Environmental effects on the ionization of brown dwarf atmospheres

TL;DR

This paper demonstrates that the galactic environment, through Lyman continuum radiation, significantly influences the ionization of brown dwarf atmospheres, enabling magnetic coupling and phenomena like Aurorae.

Contribution

It introduces a model showing how external radiation environments enhance atmospheric ionization in ultra-cool objects, impacting their magnetic activity.

Findings

Lyman continuum radiation increases atmospheric ionization in brown dwarfs.

Ionized atmospheric shells form in star forming regions and white dwarf binaries.

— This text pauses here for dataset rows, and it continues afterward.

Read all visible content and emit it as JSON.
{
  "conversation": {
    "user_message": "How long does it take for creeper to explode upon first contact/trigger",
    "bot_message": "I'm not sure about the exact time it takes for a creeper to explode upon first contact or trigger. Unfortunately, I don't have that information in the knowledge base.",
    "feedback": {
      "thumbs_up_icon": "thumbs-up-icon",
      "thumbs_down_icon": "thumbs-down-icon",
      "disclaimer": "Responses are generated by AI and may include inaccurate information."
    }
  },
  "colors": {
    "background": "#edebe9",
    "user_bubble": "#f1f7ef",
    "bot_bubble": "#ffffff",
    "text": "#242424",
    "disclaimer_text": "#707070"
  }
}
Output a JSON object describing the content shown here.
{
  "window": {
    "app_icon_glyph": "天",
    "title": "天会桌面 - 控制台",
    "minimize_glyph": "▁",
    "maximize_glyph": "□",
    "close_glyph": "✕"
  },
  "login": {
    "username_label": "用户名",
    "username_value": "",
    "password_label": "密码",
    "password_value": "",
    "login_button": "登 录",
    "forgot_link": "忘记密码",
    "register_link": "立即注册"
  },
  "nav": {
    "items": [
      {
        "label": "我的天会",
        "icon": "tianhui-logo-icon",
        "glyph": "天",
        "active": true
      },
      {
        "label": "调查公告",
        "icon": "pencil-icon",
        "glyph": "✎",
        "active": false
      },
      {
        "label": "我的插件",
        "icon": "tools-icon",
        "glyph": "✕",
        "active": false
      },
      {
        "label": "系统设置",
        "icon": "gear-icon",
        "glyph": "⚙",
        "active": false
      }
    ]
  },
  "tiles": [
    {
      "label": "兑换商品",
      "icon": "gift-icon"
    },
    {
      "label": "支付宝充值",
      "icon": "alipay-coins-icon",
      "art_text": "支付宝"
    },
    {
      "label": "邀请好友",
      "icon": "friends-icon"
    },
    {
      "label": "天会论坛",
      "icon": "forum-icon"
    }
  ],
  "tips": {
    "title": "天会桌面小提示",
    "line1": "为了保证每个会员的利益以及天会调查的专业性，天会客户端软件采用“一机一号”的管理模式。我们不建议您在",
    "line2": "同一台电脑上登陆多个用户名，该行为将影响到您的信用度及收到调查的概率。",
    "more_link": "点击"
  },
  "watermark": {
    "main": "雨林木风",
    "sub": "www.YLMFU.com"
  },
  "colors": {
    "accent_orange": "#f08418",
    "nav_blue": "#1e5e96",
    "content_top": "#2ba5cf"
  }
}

Predicted X-ray luminosities align with observations of brown dwarfs.

Abstract

Brown dwarfs emit bursts of Halpha, white light flares, and show radio flares and quiescent radio emission. They are suggested to form Aurorae, similar to planets in the solar system but much more energetic. All these processes require a source gas with an appropriate degree of ionisation which, so far, is mostly postulated to be sufficient. We aim to demonstrate that the galactic environment influences atmospheric ionisation, and that it hence amplifies or enables the magnetic coupling of the atmospheres of ultra-cool objects, like brown dwarfs and free-floating planets. We consider the effect of photoionisation by Lyman continuum radiation in three different environments: the InterStellar Radiation Field (ISRF), O and B stars in star forming regions, and also for white dwarf companions in binary systems. We apply our Monte Carlo radiation transfer code to investigate the effect of Lyman continuum photoionisation for prescribed atmosphere structures for very low-mass objects. The external radiation environment plays an important role for the atmospheric ionisation of very low-mass, ultra-cool objects. Lyman continuum irradiation greatly increases the level of ionisation in the uppermost atmospheric regions. Our results suggest that a shell of an almost fully ionised atmospheric gas emerges for brown dwarfs in star forming regions and brown dwarfs in white dwarf binary systems. As a consequence, brown dwarf atmospheres can be magnetically coupled which is the presumption for chromospheric heating to occur and for Aurorae to emerge. First tests for assumed chromosphere-like temperature values suggest that the resulting free-free X-ray luminosities are comparable with those observed from non-accreting brown dwarfs in star forming regions.